My allocation for stock portfolio is: Growth, Dividends, Index fund, Mad money (options trading, small cap, micro-cap). Other than index fund, those three don’t overlap.


#13

Overlap is fine. No need to be precise. Important thing is to participate. I invested in these funds over 10 years ago and everything has gone up already. So it is unlikely I’m going to sell anything and adjust. These funds are just like Apple. They give you real good dividends. So no need to do anything special. Cash cows. Sit back and enjoy the ride… :slight_smile:


#14

Economist is center-right. Newsweek and Fortune don’t have much analysis worth paying attention to.


#15

I read hardcopy version of all these magazines during Pre-U equivalent to junior/senior of high school because of the general paper course. After that, dropped reading them, find them too boring, have never interested in politics nor economy until stock investments :grinning: Have to read these boring stuffs :rofl:, boring as compared to comedies and MMA fights. Nowadays can selectively read using search or news apps or RSS, no need to subscribe to these magazines.


#16

Selectively reading and searching may add to your biases without you knowing. Economist is the only mag I would happily pay money for. I actually want to add some Chinese magazines to my reading diet. It’s helpful to think about China. But they either don’t have print editions in the States or too expensive.


#17

Economist is a good magazine to read and improve your English comprehension skills but if you are trying to derive any useful financial knowledge out of it you will be in for a big disappointment. It is also terrible at predicting the future. 25 years ago it posted a picture of Shenzhen and HK side by side. HK full of nice skyscrapers and SZ looked like a slum. It’s headline was something like “Shenzhen will never been quite the success that HK is”. Well guess what, why don’t you post the same pic of SZ and HK side by side right now. And revere at the difference that a quarter of a century can make.


#18

Well nobody has a crystal ball. Economist can be wrong in their predictions. After all they are written by reporters who are most likely not wealthy. We can read their facts and reasoning and draw our own conclusions.

I don’t think many people correctly predicted SZ will be so successful. I certainly did not. If we did we would all have bought properties there 20 years ago.


#19

The Econimist is a mixture of different liberalism, including that Google engineer’s classical liberalism.
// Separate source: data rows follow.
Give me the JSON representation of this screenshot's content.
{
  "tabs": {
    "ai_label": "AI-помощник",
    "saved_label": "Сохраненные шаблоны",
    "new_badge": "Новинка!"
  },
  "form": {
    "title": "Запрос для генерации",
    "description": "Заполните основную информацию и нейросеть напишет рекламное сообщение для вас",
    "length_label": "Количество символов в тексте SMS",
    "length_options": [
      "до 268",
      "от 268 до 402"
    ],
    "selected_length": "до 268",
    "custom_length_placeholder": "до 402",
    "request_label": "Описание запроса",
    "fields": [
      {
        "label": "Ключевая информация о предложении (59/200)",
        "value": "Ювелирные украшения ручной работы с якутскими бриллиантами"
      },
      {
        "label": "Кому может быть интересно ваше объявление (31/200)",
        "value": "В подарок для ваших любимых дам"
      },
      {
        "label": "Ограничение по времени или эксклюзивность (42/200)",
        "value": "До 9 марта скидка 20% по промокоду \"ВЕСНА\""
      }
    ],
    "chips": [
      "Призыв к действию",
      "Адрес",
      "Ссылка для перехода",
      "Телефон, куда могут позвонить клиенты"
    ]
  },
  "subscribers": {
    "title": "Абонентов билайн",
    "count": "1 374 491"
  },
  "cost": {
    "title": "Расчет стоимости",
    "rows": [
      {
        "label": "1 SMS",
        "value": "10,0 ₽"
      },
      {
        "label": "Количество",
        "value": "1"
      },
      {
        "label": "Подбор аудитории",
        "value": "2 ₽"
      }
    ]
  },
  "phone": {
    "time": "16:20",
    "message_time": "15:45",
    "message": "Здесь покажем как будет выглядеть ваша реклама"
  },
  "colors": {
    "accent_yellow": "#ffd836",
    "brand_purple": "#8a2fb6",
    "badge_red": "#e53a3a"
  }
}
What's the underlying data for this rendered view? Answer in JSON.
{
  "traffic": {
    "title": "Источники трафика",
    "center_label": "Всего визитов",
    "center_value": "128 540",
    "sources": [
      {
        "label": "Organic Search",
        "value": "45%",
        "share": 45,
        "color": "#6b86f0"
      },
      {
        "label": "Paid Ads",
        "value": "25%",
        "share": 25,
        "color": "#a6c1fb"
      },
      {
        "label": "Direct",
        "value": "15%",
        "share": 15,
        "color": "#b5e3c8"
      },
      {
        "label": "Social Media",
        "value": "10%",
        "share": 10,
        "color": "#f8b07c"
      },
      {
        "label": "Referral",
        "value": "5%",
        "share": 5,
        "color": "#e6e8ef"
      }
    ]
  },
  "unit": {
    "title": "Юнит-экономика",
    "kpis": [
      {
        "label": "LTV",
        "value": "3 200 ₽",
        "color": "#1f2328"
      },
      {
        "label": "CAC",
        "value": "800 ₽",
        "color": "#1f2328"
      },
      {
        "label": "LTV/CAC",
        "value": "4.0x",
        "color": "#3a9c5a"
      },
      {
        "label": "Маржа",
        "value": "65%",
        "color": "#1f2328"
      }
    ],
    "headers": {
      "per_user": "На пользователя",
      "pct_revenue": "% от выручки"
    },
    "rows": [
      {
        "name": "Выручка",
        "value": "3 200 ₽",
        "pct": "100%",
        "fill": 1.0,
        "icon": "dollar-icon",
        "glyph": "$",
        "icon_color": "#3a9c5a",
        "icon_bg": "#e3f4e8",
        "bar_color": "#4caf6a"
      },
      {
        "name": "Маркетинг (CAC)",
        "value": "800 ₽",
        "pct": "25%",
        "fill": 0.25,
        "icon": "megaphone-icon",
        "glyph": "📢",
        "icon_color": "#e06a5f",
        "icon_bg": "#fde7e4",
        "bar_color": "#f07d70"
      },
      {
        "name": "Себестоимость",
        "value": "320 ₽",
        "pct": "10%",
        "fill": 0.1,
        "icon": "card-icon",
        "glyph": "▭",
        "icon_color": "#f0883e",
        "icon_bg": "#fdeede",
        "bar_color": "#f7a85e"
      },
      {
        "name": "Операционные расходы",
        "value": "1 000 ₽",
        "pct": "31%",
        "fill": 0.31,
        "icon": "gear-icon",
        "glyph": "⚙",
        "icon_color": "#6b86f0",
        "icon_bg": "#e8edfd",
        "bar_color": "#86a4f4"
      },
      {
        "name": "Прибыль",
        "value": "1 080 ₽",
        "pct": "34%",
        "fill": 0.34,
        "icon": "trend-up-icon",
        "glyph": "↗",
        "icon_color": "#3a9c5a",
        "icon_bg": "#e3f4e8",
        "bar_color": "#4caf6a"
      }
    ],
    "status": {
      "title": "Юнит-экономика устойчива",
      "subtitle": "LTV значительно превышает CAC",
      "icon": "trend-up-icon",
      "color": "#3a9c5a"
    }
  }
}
What’s that radical centrism?

Political alignment
Classical liberalism[1]
Social liberalism[2]
Economic liberalism
Radical centrism[3][4]


#20

The 3 months yield is directly increased by FED rate hikes, it jumped from 0.02 (2015) to now (1.02), while 10 year stays same.

Higher 10 year yield means we have stronger growth/return, lower means weaker economy indication.

Ten year or 30 year yield is reduced means long term growth is not there as TBond is the lowest one can achieve.

There is a proven theory that spread between 10 year bond yield and 3 month Short term Yield narrows and goes negative, then recession kicks off in 3 to 6 months.